Wir brauchen mehr Außengastronomie in Lichtenberg!
Wir brauchen mehr Außengastronomie in Lichtenberg!
Lichtenberger*innen wünschen sich mehr und bessere gastronomische Angebote – dazu gehört vor allem im Sommer auch die Außengastronomie. Dem stehen jedoch ein hoher Bürokratie- und Verwaltungaufwand entgegen. Es gibt also Handlungbedarf.
Weniger Bürokratie dank Berliner Gaststättengesetz
Die bisherigen bürokratischen Hürden, wie das langwierige Erlaubnisverfahren für Gastronomieneugründungen oder die Pflicht, Außengastronomie um 22 Uhr zu schließen, bedeuten viel Aufwand für Gastronom*innen und das Bezirksamt. Das kürzlich in Kraft getretene Berliner Gaststättengesetz setzt hier an. Es senkt die Hürden für Gründungen spürbar, streicht das bisherige Genehmigungsverfahren für die Außengastronomie und erlaubt eine Öffnung von Außengastronomie, die nicht als störend auffällt, auch nach 22 Uhr.

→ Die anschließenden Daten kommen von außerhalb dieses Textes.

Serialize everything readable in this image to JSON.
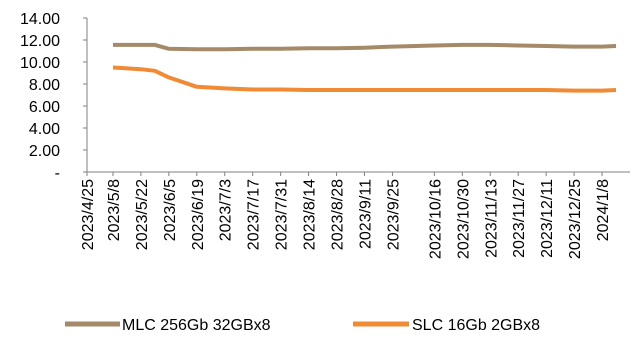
{
  "chart_data": {
    "type": "line",
    "x": [
      "2023/4/25",
      "2023/5/8",
      "2023/5/22",
      "2023/6/5",
      "2023/6/19",
      "2023/7/3",
      "2023/7/17",
      "2023/7/31",
      "2023/8/14",
      "2023/8/28",
      "2023/9/11",
      "2023/9/25",
      "2023/10/16",
      "2023/10/30",
      "2023/11/13",
      "2023/11/27",
      "2023/12/11",
      "2023/12/25",
      "2024/1/8"
    ],
    "ylim": [
      0,
      14
    ],
    "y_ticks": [
      "-",
      "2.00",
      "4.00",
      "6.00",
      "8.00",
      "10.00",
      "12.00",
      "14.00"
    ],
    "grid": false,
    "legend_position": "bottom",
    "series": [
      {
        "name": "MLC 256Gb 32GBx8",
        "color": "#a48a68",
        "points": [
          [
            "2023/5/8",
            11.55
          ],
          [
            "2023/5/22",
            11.55
          ],
          [
            "2023/5/29",
            11.55
          ],
          [
            "2023/6/5",
            11.2
          ],
          [
            "2023/6/19",
            11.15
          ],
          [
            "2023/7/3",
            11.15
          ],
          [
            "2023/7/17",
            11.2
          ],
          [
            "2023/7/31",
            11.2
          ],
          [
            "2023/8/14",
            11.25
          ],
          [
            "2023/8/28",
            11.25
          ],
          [
            "2023/9/11",
            11.3
          ],
          [
            "2023/9/25",
            11.4
          ],
          [
            "2023/10/16",
            11.5
          ],
          [
            "2023/10/30",
            11.55
          ],
          [
            "2023/11/13",
            11.55
          ],
          [
            "2023/11/27",
            11.5
          ],
          [
            "2023/12/11",
            11.45
          ],
          [
            "2023/12/25",
            11.4
          ],
          [
            "2024/1/8",
            11.4
          ],
          [
            "2024/1/15",
            11.45
          ]
        ]
      },
      {
        "name": "SLC 16Gb 2GBx8",
        "color": "#f08a35",
        "points": [
          [
            "2023/5/8",
            9.5
          ],
          [
            "2023/5/22",
            9.35
          ],
          [
            "2023/5/29",
            9.2
          ],
          [
            "2023/6/5",
            8.6
          ],
          [
            "2023/6/19",
            7.75
          ],
          [
            "2023/7/3",
            7.6
          ],
          [
            "2023/7/17",
            7.5
          ],
          [
            "2023/7/31",
            7.5
          ],
          [
            "2023/8/14",
            7.45
          ],
          [
            "2023/8/28",
            7.45
          ],
          [
            "2023/9/11",
            7.45
          ],
          [
            "2023/9/25",
            7.45
          ],
          [
            "2023/10/16",
            7.45
          ],
          [
            "2023/10/30",
            7.45
          ],
          [
            "2023/11/13",
            7.45
          ],
          [
            "2023/11/27",
            7.45
          ],
          [
            "2023/12/11",
            7.45
          ],
          [
            "2023/12/25",
            7.4
          ],
          [
            "2024/1/8",
            7.4
          ],
          [
            "2024/1/15",
            7.45
          ]
        ]
      }
    ]
  }
}
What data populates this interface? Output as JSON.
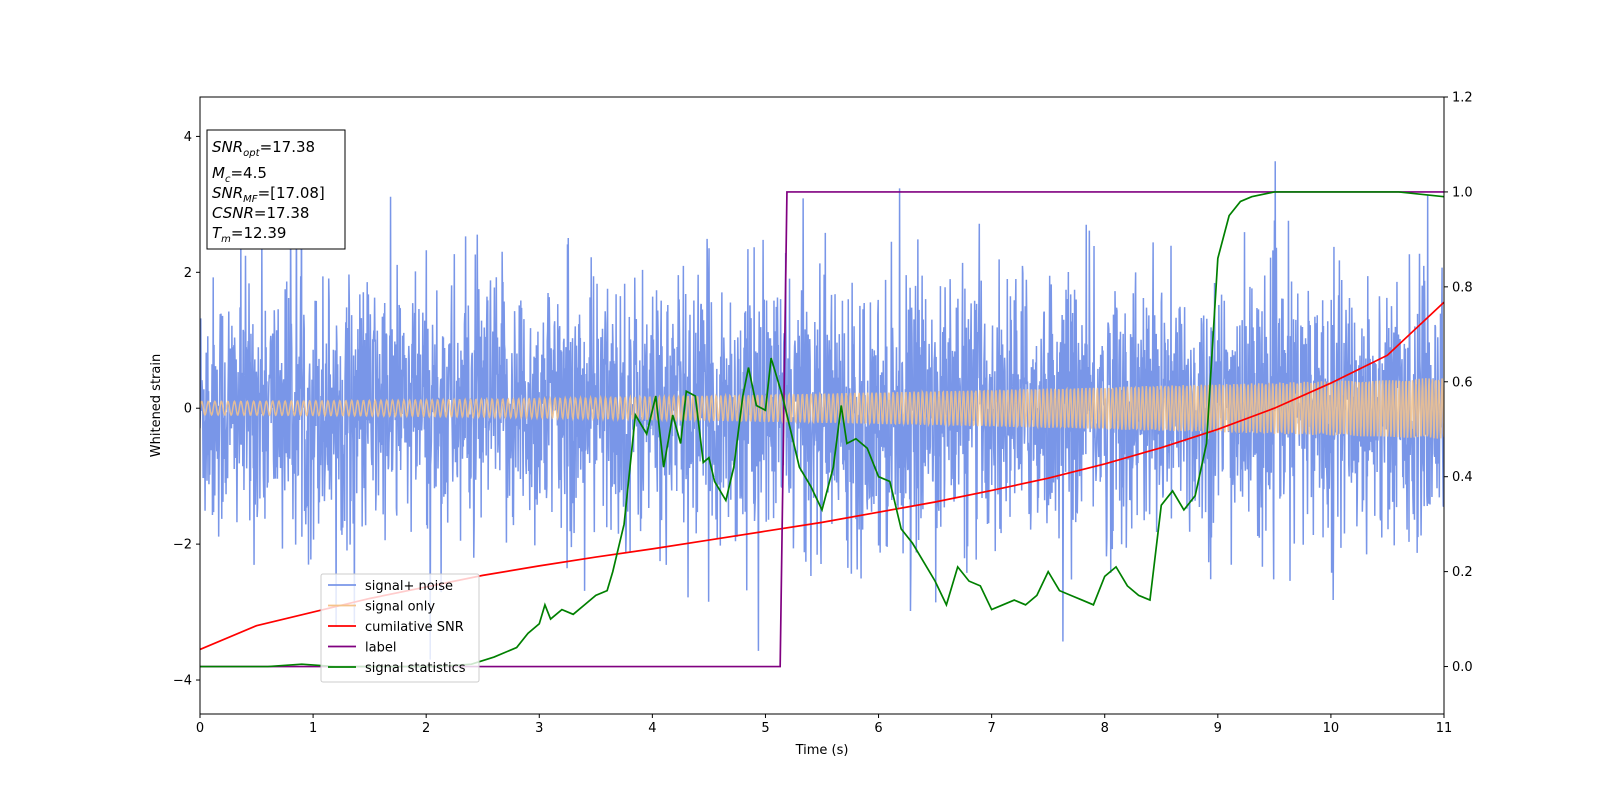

Kern der Reform ist der Wechsel vom aufwendigen Erlaubnisverfahren zu einem einheitlichen Anzeigeverfahren. Der simple Gedanke dahinter: wer weniger Zeit und Geld in Behördengänge steckt, gründet eher. Wer also als Bezirk schnell und unkompliziert ist, zieht mehr Betriebe an.
Um das zu ermöglichen, können Bezirke per Allgemeinverfügung festlegen, dass ein sogenanntes Ausgehviertel vorliegt. In solchen Bereichen gilt Außengastronomie bis 23 Uhr unter der Woche und bis Mitternacht am Wochenende als zulässig.
Zudem entfallen Doppelprüfungen durch verschiedene Fachbehörden, sodass Verwaltungskapazitäten, die bisher in Erlaubnisverfahren gebunden waren, für andere Aufgaben zur Verfügung stehen.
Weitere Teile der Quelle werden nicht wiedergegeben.